Marc-André Laroche
Marc-André Laroche vit le scénario inverse
L’an dernier, le Drakkar de Baie-Comeau a terminé au septième rang de sa conférence avant de prendre la mesure des Tigres de Victoriaville en première ronde. Cette saison, les rôles étaient inversés. Le Drakkar, deuxième de sa section, se frottait à l’Océanic de Rimouski qui a conclu le calendrier régulier en septième place. Comme l’an dernier, les négligés sont sortis vainqueurs.

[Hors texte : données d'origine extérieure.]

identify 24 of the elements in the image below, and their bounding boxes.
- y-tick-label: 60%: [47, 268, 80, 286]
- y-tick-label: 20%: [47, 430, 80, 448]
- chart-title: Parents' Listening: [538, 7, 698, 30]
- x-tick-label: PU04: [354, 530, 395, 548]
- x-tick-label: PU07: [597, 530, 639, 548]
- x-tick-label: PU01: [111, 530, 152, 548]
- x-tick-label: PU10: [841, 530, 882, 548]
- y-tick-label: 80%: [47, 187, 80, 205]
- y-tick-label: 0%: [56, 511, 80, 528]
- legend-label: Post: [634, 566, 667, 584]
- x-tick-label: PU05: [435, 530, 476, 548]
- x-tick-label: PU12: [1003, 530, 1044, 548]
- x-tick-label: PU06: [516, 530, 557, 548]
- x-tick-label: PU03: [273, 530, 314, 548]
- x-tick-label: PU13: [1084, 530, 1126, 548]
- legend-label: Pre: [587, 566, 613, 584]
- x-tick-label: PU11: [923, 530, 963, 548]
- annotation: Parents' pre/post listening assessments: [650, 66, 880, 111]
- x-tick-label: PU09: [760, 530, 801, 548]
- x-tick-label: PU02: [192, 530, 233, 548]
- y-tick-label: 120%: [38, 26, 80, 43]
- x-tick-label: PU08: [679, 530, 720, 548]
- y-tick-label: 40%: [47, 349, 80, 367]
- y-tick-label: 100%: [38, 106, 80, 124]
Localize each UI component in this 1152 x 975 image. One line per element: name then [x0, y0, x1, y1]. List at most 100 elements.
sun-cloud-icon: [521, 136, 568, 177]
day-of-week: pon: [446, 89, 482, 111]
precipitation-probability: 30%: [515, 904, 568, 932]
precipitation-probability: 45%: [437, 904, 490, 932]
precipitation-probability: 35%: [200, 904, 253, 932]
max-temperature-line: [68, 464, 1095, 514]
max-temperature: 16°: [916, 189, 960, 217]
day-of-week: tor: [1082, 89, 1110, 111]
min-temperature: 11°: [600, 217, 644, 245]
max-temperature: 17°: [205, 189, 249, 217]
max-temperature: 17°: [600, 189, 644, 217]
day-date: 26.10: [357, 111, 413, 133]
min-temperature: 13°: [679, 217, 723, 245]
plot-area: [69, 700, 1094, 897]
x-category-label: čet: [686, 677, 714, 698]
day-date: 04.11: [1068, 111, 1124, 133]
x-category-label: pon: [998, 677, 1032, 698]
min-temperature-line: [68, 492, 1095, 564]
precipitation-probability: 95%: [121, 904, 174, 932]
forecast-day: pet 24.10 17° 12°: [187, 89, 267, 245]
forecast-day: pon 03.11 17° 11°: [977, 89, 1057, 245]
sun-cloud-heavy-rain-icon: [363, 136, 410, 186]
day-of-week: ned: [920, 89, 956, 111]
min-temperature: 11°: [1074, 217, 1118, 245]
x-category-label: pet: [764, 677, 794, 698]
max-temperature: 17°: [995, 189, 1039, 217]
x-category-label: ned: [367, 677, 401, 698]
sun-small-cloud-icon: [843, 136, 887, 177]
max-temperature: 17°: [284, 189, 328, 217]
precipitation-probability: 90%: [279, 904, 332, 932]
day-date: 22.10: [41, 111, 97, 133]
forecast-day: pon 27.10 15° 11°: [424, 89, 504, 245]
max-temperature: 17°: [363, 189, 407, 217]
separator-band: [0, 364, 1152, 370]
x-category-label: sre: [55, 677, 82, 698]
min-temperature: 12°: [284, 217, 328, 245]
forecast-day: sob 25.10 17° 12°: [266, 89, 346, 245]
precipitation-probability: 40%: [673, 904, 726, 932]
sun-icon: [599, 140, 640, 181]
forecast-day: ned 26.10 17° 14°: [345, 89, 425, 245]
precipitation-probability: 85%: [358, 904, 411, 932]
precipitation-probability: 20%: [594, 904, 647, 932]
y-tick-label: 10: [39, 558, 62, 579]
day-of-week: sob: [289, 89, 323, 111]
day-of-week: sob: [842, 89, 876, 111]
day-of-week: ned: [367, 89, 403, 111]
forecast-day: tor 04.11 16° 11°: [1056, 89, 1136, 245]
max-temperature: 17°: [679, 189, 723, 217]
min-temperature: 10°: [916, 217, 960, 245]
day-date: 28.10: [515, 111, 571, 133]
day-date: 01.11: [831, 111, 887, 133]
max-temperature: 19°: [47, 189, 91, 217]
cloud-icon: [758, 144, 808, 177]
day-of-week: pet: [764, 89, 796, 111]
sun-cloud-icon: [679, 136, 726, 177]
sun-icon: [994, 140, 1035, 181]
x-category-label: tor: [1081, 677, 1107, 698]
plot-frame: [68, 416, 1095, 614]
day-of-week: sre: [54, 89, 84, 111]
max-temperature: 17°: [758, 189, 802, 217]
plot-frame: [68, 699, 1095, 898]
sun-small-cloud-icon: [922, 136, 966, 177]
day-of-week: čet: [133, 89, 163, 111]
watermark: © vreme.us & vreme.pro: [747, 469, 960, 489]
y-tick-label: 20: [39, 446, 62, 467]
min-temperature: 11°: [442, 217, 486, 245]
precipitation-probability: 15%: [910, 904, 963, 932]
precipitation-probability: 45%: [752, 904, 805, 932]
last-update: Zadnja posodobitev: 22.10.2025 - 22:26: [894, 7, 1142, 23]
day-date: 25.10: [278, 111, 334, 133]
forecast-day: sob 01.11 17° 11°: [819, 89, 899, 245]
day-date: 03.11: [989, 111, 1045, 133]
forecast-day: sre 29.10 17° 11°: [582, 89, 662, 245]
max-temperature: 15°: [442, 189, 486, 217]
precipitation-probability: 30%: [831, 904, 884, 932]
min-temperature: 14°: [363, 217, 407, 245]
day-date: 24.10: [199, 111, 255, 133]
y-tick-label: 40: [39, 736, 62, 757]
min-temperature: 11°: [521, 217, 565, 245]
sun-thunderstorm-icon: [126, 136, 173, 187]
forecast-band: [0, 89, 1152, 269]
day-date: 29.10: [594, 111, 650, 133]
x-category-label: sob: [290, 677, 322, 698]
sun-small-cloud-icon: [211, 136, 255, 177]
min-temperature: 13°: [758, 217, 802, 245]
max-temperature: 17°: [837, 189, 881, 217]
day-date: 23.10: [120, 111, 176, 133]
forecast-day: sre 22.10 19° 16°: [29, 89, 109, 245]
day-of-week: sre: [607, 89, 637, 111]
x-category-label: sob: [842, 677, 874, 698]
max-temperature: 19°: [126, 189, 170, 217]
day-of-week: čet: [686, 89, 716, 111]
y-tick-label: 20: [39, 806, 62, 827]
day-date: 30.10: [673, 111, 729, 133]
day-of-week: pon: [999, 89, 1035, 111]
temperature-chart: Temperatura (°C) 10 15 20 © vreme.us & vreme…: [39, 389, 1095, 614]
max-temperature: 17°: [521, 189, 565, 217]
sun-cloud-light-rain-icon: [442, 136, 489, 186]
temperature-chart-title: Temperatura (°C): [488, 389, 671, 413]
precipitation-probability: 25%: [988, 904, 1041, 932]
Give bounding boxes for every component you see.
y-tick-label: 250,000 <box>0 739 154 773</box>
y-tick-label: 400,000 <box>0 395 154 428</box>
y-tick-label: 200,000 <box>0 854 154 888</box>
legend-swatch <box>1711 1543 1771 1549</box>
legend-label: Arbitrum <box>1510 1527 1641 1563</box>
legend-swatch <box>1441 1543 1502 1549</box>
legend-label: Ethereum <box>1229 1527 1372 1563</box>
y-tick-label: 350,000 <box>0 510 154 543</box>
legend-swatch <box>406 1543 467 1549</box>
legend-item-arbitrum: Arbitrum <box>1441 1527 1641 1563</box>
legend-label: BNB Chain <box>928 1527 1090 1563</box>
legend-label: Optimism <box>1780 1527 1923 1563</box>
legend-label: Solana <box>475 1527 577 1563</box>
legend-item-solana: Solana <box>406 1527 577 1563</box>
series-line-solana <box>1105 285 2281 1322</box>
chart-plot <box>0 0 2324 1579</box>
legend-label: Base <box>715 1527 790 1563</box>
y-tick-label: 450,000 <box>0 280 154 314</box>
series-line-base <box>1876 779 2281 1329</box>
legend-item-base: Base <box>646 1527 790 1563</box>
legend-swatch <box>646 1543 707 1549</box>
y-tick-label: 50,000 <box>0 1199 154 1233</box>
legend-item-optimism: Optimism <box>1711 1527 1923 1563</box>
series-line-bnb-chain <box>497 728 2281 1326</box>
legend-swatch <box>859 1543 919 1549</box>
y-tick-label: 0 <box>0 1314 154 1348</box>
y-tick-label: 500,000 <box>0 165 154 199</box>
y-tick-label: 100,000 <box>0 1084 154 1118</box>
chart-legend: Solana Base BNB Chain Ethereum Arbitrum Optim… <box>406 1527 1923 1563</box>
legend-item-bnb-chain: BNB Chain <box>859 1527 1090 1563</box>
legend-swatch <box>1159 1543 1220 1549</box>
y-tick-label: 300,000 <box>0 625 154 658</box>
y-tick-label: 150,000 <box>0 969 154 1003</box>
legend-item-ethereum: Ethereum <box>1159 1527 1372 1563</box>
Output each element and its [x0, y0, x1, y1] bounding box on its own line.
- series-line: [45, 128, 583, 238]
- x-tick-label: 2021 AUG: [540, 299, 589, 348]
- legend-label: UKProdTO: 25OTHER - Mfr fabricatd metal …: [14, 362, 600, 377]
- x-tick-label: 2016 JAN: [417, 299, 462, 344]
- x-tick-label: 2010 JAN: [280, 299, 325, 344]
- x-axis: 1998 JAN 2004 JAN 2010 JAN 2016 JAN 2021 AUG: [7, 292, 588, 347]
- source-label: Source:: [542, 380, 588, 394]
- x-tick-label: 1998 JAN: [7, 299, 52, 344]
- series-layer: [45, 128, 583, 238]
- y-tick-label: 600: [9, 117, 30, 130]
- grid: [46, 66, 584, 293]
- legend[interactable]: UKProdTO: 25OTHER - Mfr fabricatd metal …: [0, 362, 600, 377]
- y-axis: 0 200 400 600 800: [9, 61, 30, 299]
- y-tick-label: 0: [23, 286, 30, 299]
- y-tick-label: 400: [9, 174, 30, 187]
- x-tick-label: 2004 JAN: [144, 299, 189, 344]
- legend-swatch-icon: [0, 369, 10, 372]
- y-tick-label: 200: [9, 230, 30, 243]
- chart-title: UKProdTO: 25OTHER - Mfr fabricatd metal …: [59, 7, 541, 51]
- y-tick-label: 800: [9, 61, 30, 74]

Malgré 29 points de moins au classement que leurs rivaux en saison régulière, les protégés de Clément Jodoin ont remporté la série en cinq rencontres. Une vive déception pour la formation de la Côte-Nord!
«Nous sommes les seuls à blâmer. Notre succès en séries s’est peut-être joué à la fin du calendrier régulier. Nous avons laissé filer le championnat de la saison régulière. Au lieu d’affronter les Foreurs de Val-d’Or, nous avons croisé le fer avec l’Océanic. Cette équipe est nettement supérieure à ce qu’elle a démontré durant la campagne. Nous savions que la tâche s’annonçait ardue. Clément Jodoin a bien préparé sa formation et Jean-Christophe Blanchard a été brillant devant sa cage. Il reste que c’est difficile à accepter. Nous avions les éléments pour faire un long bout de chemin», a raconté Marc-André Laroche.
Ce dernier disputera vraisemblablement cinq saisons dans la Ligue de hockey junior majeur du Québec. Il est conscient qu’il est excessivement rare d’évoluer pour un club aspirant aux grands honneurs. Il espère qu’une autre chance se présentera avant la fin de sa carrière junior.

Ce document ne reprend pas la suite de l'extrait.